A small bowl of lemon yogurt sauce with minced garlic and chopped herbs on a wooden counter

Why It Works

  • Big flavor with accessible ingredients: a pantry spice rub does the heavy lifting.
  • Juicy slices, not dry roast: we use a thermometer and a proper rest.
  • Crisp edges, tender center: a hot start and a steady roast gives you both.
  • Built-in balance: a quick lemon yogurt sauce cuts the richness and makes leftovers taste brand new.

Pairs Well With

Storage Tips

Refrigerate: Cool lamb completely, then store in an airtight container for up to 4 days. Keep sauce separate.

Freeze: Slice or shred, wrap tightly, and freeze up to 3 months. A little pan sauce or broth in the container helps protect texture.

Reheat without drying it out:

  • Best: add slices to a skillet with a splash of broth or water, cover, and warm on low.
  • Oven: wrap in foil with a spoonful of juices, warm at 300°F until hot.
  • Microwave: short bursts at 50 to 70% power with a damp paper towel over the meat.

Leftover move: stuff lamb into warm pita with the yogurt sauce, sliced cucumbers, and a quick squeeze of lemon.

Allergen note: the yogurt sauce contains dairy unless you use a plant-based yogurt. Some side ideas (like the couscous) may include nuts.

Common Questions

What cut of lamb should I buy?

Look for a bone-in leg of lamb for the best flavor and juiciness, usually 5 to 7 pounds. Boneless works too and is easier to carve. If your leg is boned and tied or butterflied, it will cook faster, so start checking the temperature earlier.

Do I need to marinate overnight?

It helps, but it is not required. If you can, rub the lamb and refrigerate 8 to 24 hours. If you are short on time, let it sit out 30 to 60 minutes while the oven preheats. In general, do not leave it out longer than 1 to 2 hours total (less if your kitchen is warm).

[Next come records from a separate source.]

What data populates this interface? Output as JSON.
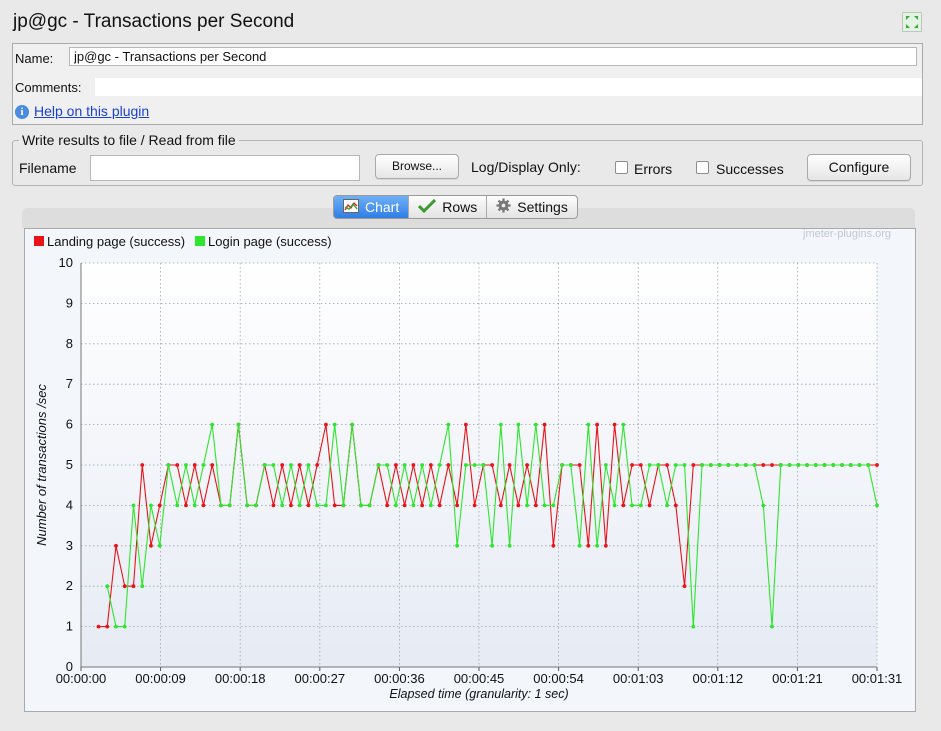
{
  "window": {
    "title": "jp@gc - Transactions per Second"
  },
  "form": {
    "name_label": "Name:",
    "name_value": "jp@gc - Transactions per Second",
    "comments_label": "Comments:",
    "help_link": "Help on this plugin"
  },
  "file_panel": {
    "legend": "Write results to file / Read from file",
    "filename_label": "Filename",
    "filename_value": "",
    "browse_label": "Browse...",
    "log_display_label": "Log/Display Only:",
    "errors_label": "Errors",
    "successes_label": "Successes",
    "errors_checked": false,
    "successes_checked": false,
    "configure_label": "Configure"
  },
  "tabs": [
    {
      "label": "Chart",
      "icon": "chart-icon",
      "active": true
    },
    {
      "label": "Rows",
      "icon": "checkmark-icon",
      "active": false
    },
    {
      "label": "Settings",
      "icon": "gear-icon",
      "active": false
    }
  ],
  "watermark": "jmeter-plugins.org",
  "chart_data": {
    "type": "line",
    "xlabel": "Elapsed time (granularity: 1 sec)",
    "ylabel": "Number of transactions /sec",
    "ylim": [
      0,
      10
    ],
    "xlim": [
      0,
      91
    ],
    "x_ticks": [
      "00:00:00",
      "00:00:09",
      "00:00:18",
      "00:00:27",
      "00:00:36",
      "00:00:45",
      "00:00:54",
      "00:01:03",
      "00:01:12",
      "00:01:21",
      "00:01:31"
    ],
    "y_ticks": [
      0,
      1,
      2,
      3,
      4,
      5,
      6,
      7,
      8,
      9,
      10
    ],
    "grid": true,
    "legend_position": "top-left",
    "x_unit": "seconds",
    "series": [
      {
        "name": "Landing page (success)",
        "color": "#e8141a",
        "x": [
          2,
          3,
          4,
          5,
          6,
          7,
          8,
          9,
          10,
          11,
          12,
          13,
          14,
          15,
          16,
          17,
          18,
          19,
          20,
          21,
          22,
          23,
          24,
          25,
          26,
          27,
          28,
          29,
          30,
          31,
          32,
          33,
          34,
          35,
          36,
          37,
          38,
          39,
          40,
          41,
          42,
          43,
          44,
          45,
          46,
          47,
          48,
          49,
          50,
          51,
          52,
          53,
          54,
          55,
          56,
          57,
          58,
          59,
          60,
          61,
          62,
          63,
          64,
          65,
          66,
          67,
          68,
          69,
          70,
          71,
          72,
          73,
          74,
          75,
          76,
          77,
          78,
          79,
          80,
          81,
          82,
          83,
          84,
          85,
          86,
          87,
          88,
          89,
          90,
          91
        ],
        "y": [
          1,
          1,
          3,
          2,
          2,
          5,
          3,
          4,
          5,
          5,
          4,
          5,
          4,
          5,
          4,
          4,
          6,
          4,
          4,
          5,
          4,
          5,
          4,
          5,
          4,
          5,
          6,
          4,
          4,
          6,
          4,
          4,
          5,
          4,
          5,
          4,
          5,
          4,
          5,
          4,
          5,
          4,
          6,
          4,
          5,
          5,
          4,
          5,
          4,
          5,
          4,
          6,
          3,
          5,
          5,
          5,
          3,
          6,
          3,
          6,
          4,
          5,
          5,
          4,
          5,
          5,
          4,
          2,
          5,
          5,
          5,
          5,
          5,
          5,
          5,
          5,
          5,
          5,
          5,
          5,
          5,
          5,
          5,
          5,
          5,
          5,
          5,
          5,
          5,
          5
        ]
      },
      {
        "name": "Login page (success)",
        "color": "#2ee62e",
        "x": [
          3,
          4,
          5,
          6,
          7,
          8,
          9,
          10,
          11,
          12,
          13,
          14,
          15,
          16,
          17,
          18,
          19,
          20,
          21,
          22,
          23,
          24,
          25,
          26,
          27,
          28,
          29,
          30,
          31,
          32,
          33,
          34,
          35,
          36,
          37,
          38,
          39,
          40,
          41,
          42,
          43,
          44,
          45,
          46,
          47,
          48,
          49,
          50,
          51,
          52,
          53,
          54,
          55,
          56,
          57,
          58,
          59,
          60,
          61,
          62,
          63,
          64,
          65,
          66,
          67,
          68,
          69,
          70,
          71,
          72,
          73,
          74,
          75,
          76,
          77,
          78,
          79,
          80,
          81,
          82,
          83,
          84,
          85,
          86,
          87,
          88,
          89,
          90,
          91
        ],
        "y": [
          2,
          1,
          1,
          4,
          2,
          4,
          3,
          5,
          4,
          5,
          4,
          5,
          6,
          4,
          4,
          6,
          4,
          4,
          5,
          5,
          4,
          5,
          4,
          5,
          4,
          4,
          6,
          4,
          6,
          4,
          4,
          5,
          5,
          4,
          5,
          4,
          5,
          4,
          5,
          6,
          3,
          5,
          5,
          5,
          3,
          6,
          3,
          6,
          4,
          6,
          4,
          4,
          5,
          5,
          3,
          6,
          3,
          5,
          4,
          6,
          4,
          4,
          5,
          5,
          4,
          5,
          5,
          1,
          5,
          5,
          5,
          5,
          5,
          5,
          5,
          4,
          1,
          5,
          5,
          5,
          5,
          5,
          5,
          5,
          5,
          5,
          5,
          5,
          4
        ]
      }
    ]
  }
}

What internal temperature is best?

For most people, medium-rare to medium is the sweet spot. Pull at 125 to 130°F for medium-rare, 135°F for medium. Resting will carry it up about 5 to 10 degrees. Food safety note: USDA guidance is 145°F with a 3 minute rest. Many cooks prefer lower for a more tender, rosy result, so choose the target that fits your comfort level.

How do I stop the spices from burning?

Use a little oil in the rub, start hot to brown, then drop the oven temperature. If your lamb is browning too fast, loosely tent with foil.

Can I make the sauce dairy-free?

Yes. Swap the yogurt for a thick unsweetened plant-based yogurt, or go with a lemon herb vinaigrette instead.

Any quick carving tips?

Let the lamb rest, then look for the natural seams between muscle groups and slice along them first. The grain can change direction across the leg, so rotate pieces as needed and keep slicing against the grain for the most tender bite.

I used to think roasting lamb was reserved for holiday tables and people with extremely calm kitchens. Then I started treating it like a weeknight mindset recipe: season aggressively, trust the thermometer, and do not overcomplicate the sides. The first time I made this spiced version, the smell alone felt like I had done something heroic. The real win was how forgiving it was. Even with a little chaos, the lamb came out juicy, the edges were crisp, and that lemon yogurt sauce made every bite feel bright instead of heavy.